В комнате что-то шевельнулось. Перетекло с места на место, словно ожившая частица мрака. Потом негромко засмеялись, и я впервые в жизни поняла, каково шлепаться в обморок. Пришлось изо всех сил вцепиться в шершавую ободверину, чтобы не упасть. В смехе, собственно, не заключалось ничего страшного, он звучал приятно и немного кокетливо, что показалось мне самым жутким.
«Не надо было приходить сюда», – запоздало подумала я, и тут она появилась возле решетки. Не появилась, возникла. Чуть сгорбившаяся, легко движущаяся тень, одетая в некогда хорошее, а теперь разодранное на лоскуты черное платье с ярко-алыми вставками. Остановилась по ту сторону решетки, положила руки на железные перекладины и выжидающе уставилась на нас чуть расширенными глазами. Выпущенные когти в тусклом свете фонаря отливали зеленоватым блеском.
– У нее хорошее настроение, – привычно отметил Клейн. – Госпожа, к тебе пришли. Узнаешь эту девушку?
– Доли-Доли-Долиана, – почти ласково пропело существо, некогда бывшее моей матерью. – Где твой братец?
Я открыла рот, но заговорить почему-то не получилось. Словно я забыла, как это делается.
– Мужчины всегда чем-то заняты, – пожаловалась Ринга Эрде. – У них никогда не хватает времени. Досадно. Они сами не понимают, что упускают. Ты хотела мне что-то сказать, верно?
– Говори, пока она понимает, – толкнул меня Клейн. К сожалению, мне было нечего сказать. Мать, конечно, вела себя странновато, но безумной не выглядела! Не спрашивать же напрямую, что с ней случилось!

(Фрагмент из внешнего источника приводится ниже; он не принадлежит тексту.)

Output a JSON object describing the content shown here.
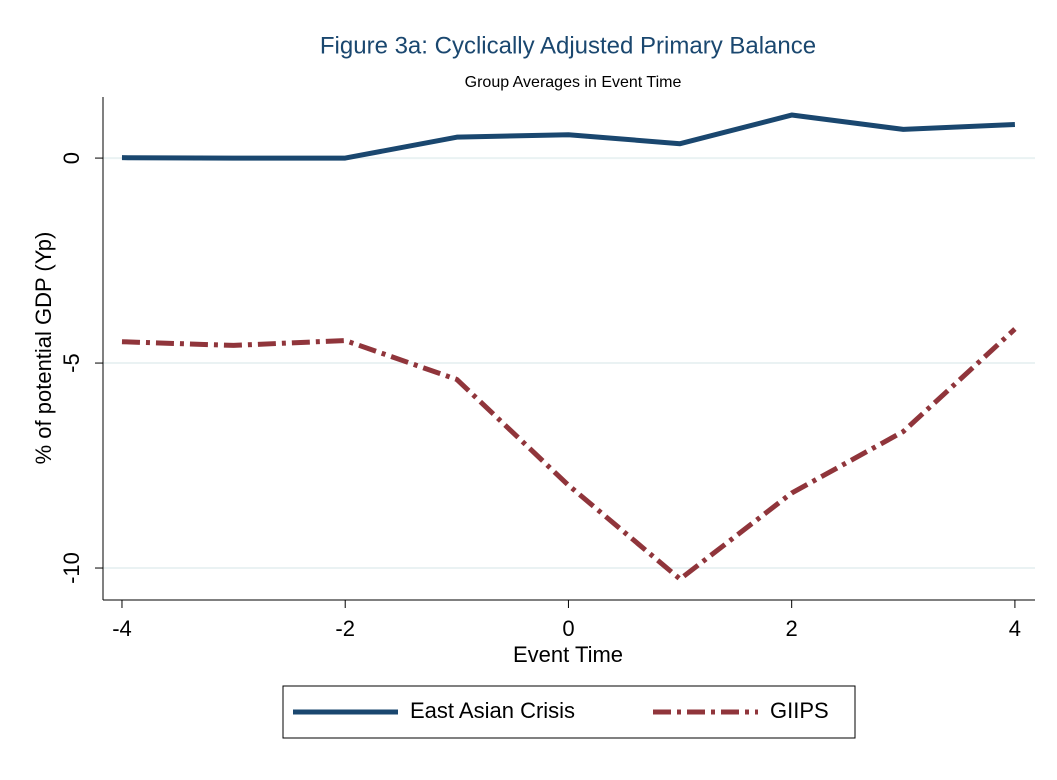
{
  "chart_data": {
    "type": "line",
    "title": "Figure 3a: Cyclically Adjusted Primary Balance",
    "subtitle": "Group Averages in Event Time",
    "xlabel": "Event Time",
    "ylabel": "% of potential GDP (Yp)",
    "x": [
      -4,
      -3,
      -2,
      -1,
      0,
      1,
      2,
      3,
      4
    ],
    "series": [
      {
        "name": "East Asian Crisis",
        "color": "#1a476f",
        "dash": "solid",
        "values": [
          0.01,
          0,
          0,
          0.51,
          0.57,
          0.35,
          1.05,
          0.7,
          0.82
        ]
      },
      {
        "name": "GIIPS",
        "color": "#90353b",
        "dash": "dashdot",
        "values": [
          -4.48,
          -4.57,
          -4.45,
          -5.4,
          -7.98,
          -10.27,
          -8.17,
          -6.67,
          -4.17
        ]
      }
    ],
    "xlim": [
      -4.17,
      4.18
    ],
    "xticks": [
      -4,
      -2,
      0,
      2,
      4
    ],
    "ylim": [
      -10.78,
      1.49
    ],
    "yticks": [
      -10,
      -5,
      0
    ],
    "grid": true,
    "legend": "bottom"
  }
}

– Я пришла тебя навестить, – мой пересохший и намертво прилипший к гортани язык наконец задвигался. – Мама, я… Нам не хватает тебя. В доме пусто. Отец тоскует, хотя не признается. Мама, – я хотела подойти ближе к решетке, но Клейн уронил мне тяжеленную руку на плечо и отодвинул назад, – мама, неужели с нами, со мной и Вестри случится такое же? Или у твоей болезни есть какая-то иная причина? Я должна найти средство вытащить тебя отсюда! Подскажи, если можешь!
Женщина с другой стороны решетки задумалась, наклонив голову набок. Подняла правую руку, как гребнем, провела выпущенными когтями по всклокоченным волосам. Искоса поглядела на меня, словно хитрое животное, ищущее путь к бегству.
– Маленькая храбрая Долиана, одна против всего света, – с коротким смешком произнесла она. Этот характерный иронический смешок всегда принадлежал ей и только ей. – Ничего ты не добьешься. Так должно быть. Я сама виновата. Радуйся – у тебя в запасе имеется по меньше мере сотня лет яркой и запоминающейся жизни. Какая разница, что случится потом?
– Есть разница! – упрямо возразила я. – Мама, ты что-то знаешь? Нечто, о чем не хочешь никому говорить? Скажи мне. Я не проболтаюсь.
Мать оттолкнулась от решетки и исчезла в глубине комнаты. Мои глаза привыкли к темноте, и теперь я видела, как она бродит взад-вперед, мотая головой и время от времени пританцовывая. Словно не имело никакого значения, что она заточена в подвале собственного дома, а ее разум распадается на тысячи осколков.
– Ступай к отцу, – вдруг отчетливо произнесла она.
– Ты хочешь, чтобы я ушла? – оторопела я. Мать, не обращая на меня внимания, нараспев продолжала:
– Беги к морю, к красным соснам над рекой. Красное, все красное… Красное сияние льется с другого конца времен. Сияет и живет.